Matt Slocum/AP Photo
Biden at a metal fabricating facility in Dunmore, Pennsylvania, last week
President Trump took a whack at Joe Biden’s new economic plan, with its strong Buy American provisions. “He plagiarized it from me,” said Trump, in a sly reference to a controversy long ago when Biden borrowed some rhetoric from British leader Neil Kinnock.
In fact, Trump’s Buy American program is all talk and no action. The president has issued no fewer than four generalized executive orders intended to promote purchases of products made in America using government procurement. But no increased domestic procurement resulted. All of the follow up has been blocked by his own Office of Management and Budget and other cabinet departments in bed with multinational corporations.
In his first week in office, Trump signed an impressive sounding memo requiring the pipelines for his expanded gas and oil energy program to use steel and other materials made in the USA. There was zero follow up to implement the memo.
Even his order, in the midst of the pandemic, to rebuild domestic supply chains for urgently needed drugs and other medical equipment, came to nothing. “There has been no increase in domestic procurement since Trump took office,” says Scott Paul, president of the Association for American Manufacturing.
Here as elsewhere, Trump is all about symbolism, not about delivering. Under Trump, direct government contracts to foreign suppliers are actually up 30 percent.
A word about “Buy American.” This concept refers to several different pieces of legislation, which in practice are riddled with exceptions.
In theory and in law, if the federal government underwrites the cost of a local transit project, the steel for a bridge or the rail cars for a subway modernization, the project should be made in America. But there are several ways around this requirement.
The rebuilding of the Verrazzano Bridge straddling New York Harbor, for instance, was built with Chinese steel. There was plenty of American steel available. How did the Port Authority, sponsor of the project, evade Buy American provisions?
The authority argued that the bridge is mostly financed by tolls, ignoring the fact that its tax-exempt bonds are a federal subsidy. A government serious about Buy American would have insisted on American steel. Ours didn’t.
In addition, other construction materials, such as concrete and electronic components, are not even covered by Buy American requirements. (Technically, Buy America refers to a broad range of domestic government procurement and Buy American refers to defense procurement.)
The Washington Metropolitan Area Transit Authority gets a mix of federal, state, and local funding. It is building new railcars made offshore, even though domestic suppliers exist. Since money is fungible, WMATA argues that it is buying the cars with its non-federal funds. What’s needed, as Biden understands, are requirements that public agencies that get federal funds must buy American.

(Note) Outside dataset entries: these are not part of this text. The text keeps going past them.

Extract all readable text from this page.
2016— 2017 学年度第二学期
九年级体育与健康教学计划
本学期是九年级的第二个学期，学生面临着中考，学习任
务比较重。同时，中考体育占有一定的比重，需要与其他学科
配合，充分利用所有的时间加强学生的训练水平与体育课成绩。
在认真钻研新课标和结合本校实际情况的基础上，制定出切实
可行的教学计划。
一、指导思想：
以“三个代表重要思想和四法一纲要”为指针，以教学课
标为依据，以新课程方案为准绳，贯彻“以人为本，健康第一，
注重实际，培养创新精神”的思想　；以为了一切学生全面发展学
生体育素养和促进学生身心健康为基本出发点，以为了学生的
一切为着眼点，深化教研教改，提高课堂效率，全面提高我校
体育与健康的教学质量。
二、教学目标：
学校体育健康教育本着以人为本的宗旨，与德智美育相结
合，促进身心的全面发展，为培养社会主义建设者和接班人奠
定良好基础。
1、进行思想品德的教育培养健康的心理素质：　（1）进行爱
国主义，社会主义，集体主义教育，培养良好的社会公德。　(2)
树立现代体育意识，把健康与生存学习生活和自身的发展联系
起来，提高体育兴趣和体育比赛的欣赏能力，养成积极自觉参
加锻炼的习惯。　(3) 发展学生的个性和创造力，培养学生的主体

The original Buy American Act dates to 1933. Over the years, it has been riddled with exemptions, waivers, and weak enforcement. Buy America provisions have been inserted in laws authorizing federally subsidized infrastructure and defense spending but these are also more loophole than law.
The obsession with hyper-globalization has further weakened Buy American. In its trade deals under the World Trade Organization and in other trade agreements, administrations of both parties have voluntarily given up their right under U.S. law to give preference to U.S.-based companies in government procurement. According to a Government Accountability Office report requested by Sen. Tammy Baldwin, the U.S. opened up as much domestic government procurement to foreign supplies as the next five largest WTO member countries combined.
In part, there is also a chicken and egg problem. So much of U.S. industry has been hollowed out that when a local transit authority or defense weapons system is looking for a domestic supplier, either the supplier doesn’t exist, or it is a final assembly producer reliant on Chinese or Korean “partner” who is providing most of the value added.
This is what makes Biden’s plan so impressive. Not only does it close several loopholes. It specifically allocates $400 billion to domestic procurement, and another $300 billion to American industrial policy, so that there are domestic producers to rendezvous with government procurement contracts. And there is not a word of the usual bipartisan blather about the genius of free trade.
The plan is also admirably detailed, when it comes to closing specific loopholes in existing Buy America law and practice. For instance, current law allows products that are 51 percent domestic to be labeled Made in America. Current policy allows products created with government subsidized R&D to be invented and designed here but then manufactured offshore. Says Biden’s plan:
If companies benefit from taxpayer-funded research that leads to new products and profits, those products should be made in the U.S. or the company should reimburse the government for its support. The days of taxpayer benefits going to companies that seek to outsource jobs or avoid paying their fair share of taxes are over.
This is a revolutionary challenge, not just to Trump—but to decades of bipartisan trade policy that sold out American industry. If put into practice, Biden’s plan just might make American manufacturing great again.